Still, Harmony has proven to be liked by Linux users, actually over 45% of the user base is Linux users.

And I don't owe people. I'm a sole individual, working on Harmony on free time as a hobby when I'm not at school, and people are aware of it. I will however make my best to satisfy people if it benefits the project.

So 3 licenses then?

Actually 4, yes.

About MPRIS, I agree with you, I do want to make it as best as possible but there is also a lot of other important stuff to be worked on, especially since as you say other MPRIS features are a PITA to implement. It may still be nice to perfect the MPRIS implementation when less urgent work is needed.

JasonLG1979 commented 7 years ago

What other players are you talking about? Tomahawk? Nuvola? They are both far from my vision for Harmony. If not, I'd be curious to hear what music player you are referring to.

Among others.

Everybody and their brother does Spotify and/or SoundCloud. This app does deezer and looks to be plug-able: http://webmusic.tiede.org/

And there are already at least 2 other Google Music Electron apps.

Look I'm not saying there's anything wrong with Harmony but lets not pretend it's revolutionary.

wanted to make Harmony cross-platform without too much struggle and wanted to be able to implement features fast.

It's really hard to get cross-platform right. The Qt framework comes close to getting it right but really if you want to have a truly cross-platform app you'd write a separate native UI for each platform and make the underlying base portable. What you're really talking about is prototyping, because that's what you're doing now. As it sits Harmony will run on Windows, Mac and Linux but it will always be a 2nd class citizen.

And I don't owe people.
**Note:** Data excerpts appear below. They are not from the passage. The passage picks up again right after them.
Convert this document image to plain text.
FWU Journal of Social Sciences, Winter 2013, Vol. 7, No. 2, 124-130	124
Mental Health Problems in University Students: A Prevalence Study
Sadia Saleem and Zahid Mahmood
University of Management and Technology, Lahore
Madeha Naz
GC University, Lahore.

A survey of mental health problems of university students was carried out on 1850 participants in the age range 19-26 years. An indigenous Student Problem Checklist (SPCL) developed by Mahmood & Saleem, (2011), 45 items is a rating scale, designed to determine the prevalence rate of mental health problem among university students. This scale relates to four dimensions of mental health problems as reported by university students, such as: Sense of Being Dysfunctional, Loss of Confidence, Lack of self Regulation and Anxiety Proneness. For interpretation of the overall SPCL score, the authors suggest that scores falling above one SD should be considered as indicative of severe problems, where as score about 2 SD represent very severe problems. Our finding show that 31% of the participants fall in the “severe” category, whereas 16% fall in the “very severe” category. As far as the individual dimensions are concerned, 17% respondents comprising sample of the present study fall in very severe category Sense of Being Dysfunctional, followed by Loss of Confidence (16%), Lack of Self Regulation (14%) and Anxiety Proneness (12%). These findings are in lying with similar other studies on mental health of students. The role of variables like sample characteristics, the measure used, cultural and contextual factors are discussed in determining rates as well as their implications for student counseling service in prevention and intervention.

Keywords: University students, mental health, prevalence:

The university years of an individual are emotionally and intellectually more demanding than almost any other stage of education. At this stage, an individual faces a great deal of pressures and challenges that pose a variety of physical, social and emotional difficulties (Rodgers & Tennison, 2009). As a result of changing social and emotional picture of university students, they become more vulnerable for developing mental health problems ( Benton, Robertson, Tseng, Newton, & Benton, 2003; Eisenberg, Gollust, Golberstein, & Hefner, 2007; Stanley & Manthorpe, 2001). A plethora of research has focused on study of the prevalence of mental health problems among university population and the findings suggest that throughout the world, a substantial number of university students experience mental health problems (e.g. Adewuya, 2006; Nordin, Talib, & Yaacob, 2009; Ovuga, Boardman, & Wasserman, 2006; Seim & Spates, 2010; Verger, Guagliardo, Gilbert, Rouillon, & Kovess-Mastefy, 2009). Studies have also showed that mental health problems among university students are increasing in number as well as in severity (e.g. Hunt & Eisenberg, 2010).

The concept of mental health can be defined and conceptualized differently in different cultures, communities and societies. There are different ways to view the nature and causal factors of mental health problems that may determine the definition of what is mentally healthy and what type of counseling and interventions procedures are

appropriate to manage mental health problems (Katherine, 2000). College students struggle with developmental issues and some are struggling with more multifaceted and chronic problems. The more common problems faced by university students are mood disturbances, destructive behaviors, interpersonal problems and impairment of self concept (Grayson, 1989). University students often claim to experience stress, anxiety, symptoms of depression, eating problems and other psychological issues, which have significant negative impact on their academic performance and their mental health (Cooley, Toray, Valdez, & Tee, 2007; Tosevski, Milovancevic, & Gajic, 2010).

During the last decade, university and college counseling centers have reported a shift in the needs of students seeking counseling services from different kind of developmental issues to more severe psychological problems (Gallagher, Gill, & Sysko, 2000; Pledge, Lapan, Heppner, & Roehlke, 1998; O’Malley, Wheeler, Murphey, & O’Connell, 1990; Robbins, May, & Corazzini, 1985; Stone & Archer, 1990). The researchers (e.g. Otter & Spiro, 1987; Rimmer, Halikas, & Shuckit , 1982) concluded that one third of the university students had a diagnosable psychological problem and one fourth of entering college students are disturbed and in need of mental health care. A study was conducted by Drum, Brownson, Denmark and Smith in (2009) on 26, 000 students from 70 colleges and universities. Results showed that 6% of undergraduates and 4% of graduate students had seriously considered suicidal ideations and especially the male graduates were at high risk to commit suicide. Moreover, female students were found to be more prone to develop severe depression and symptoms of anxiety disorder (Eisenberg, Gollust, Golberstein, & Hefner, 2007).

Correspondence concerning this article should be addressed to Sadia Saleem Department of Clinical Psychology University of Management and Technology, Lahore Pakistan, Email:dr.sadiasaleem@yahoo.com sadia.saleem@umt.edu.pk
I'm a sole individual, working on Harmony on free time as a hobby when I'm not at school, and people are aware of it. I will however make my best to satisfy people if it benefits the project.

They paid money you owe them software support, at least they're going to think so..

Still, Harmony has proven to be liked by Linux users, actually over 45% of the user base is Linux users.

Is that based on continuous use or people who download it, try it once and uninstall it?

vincelwt commented 7 years ago

Webmusic and the 2 Google Music players I think you are talking about are web wrappers, meaning that it depends on the original webpage and needs an internet connectivity. That's why I don't think there is any app like Harmony. I never said it was revolutionary, it don't need to be.

To answer your last question, stats are based on active users.

JasonLG1979 commented 7 years ago

Webmusic and the 2 Google Music players I think you are talking about are web wrappers, meaning that it depends on the original webpage and needs an internet connectivity.

They are I believe. But Harmony also depends on an internet connection for it's online content I'd imagine. I really don't see being a web wrapper as a problem from the users point of view. It does make it more fragile from the devs point of view I'd imagine though.

I'm not trying to knock Harmony. It could be a really neat app. I just hate to see programs go closed source. All things being equal opensource is just a better development model IMHO. I especially hate to see apps go nagware. Instead of nagware I'd go Freemium. Just have the licence unlock online features for example, and drop the nags or just have a nag on the 1st run and/or in the prefs window or wherever you would enable online features.

vincelwt commented 7 years ago

Why do you hate nagware? In Harmony's case, I don't think the popup really is annoying. I don't think a freemium model would work for Harmony. Currently, the popup asking for registration is only showing when you refresh your library, which isn't so often. So even free users have access to all the features without too much trouble. Going freemium would block free users of important features, which I don't really want to do.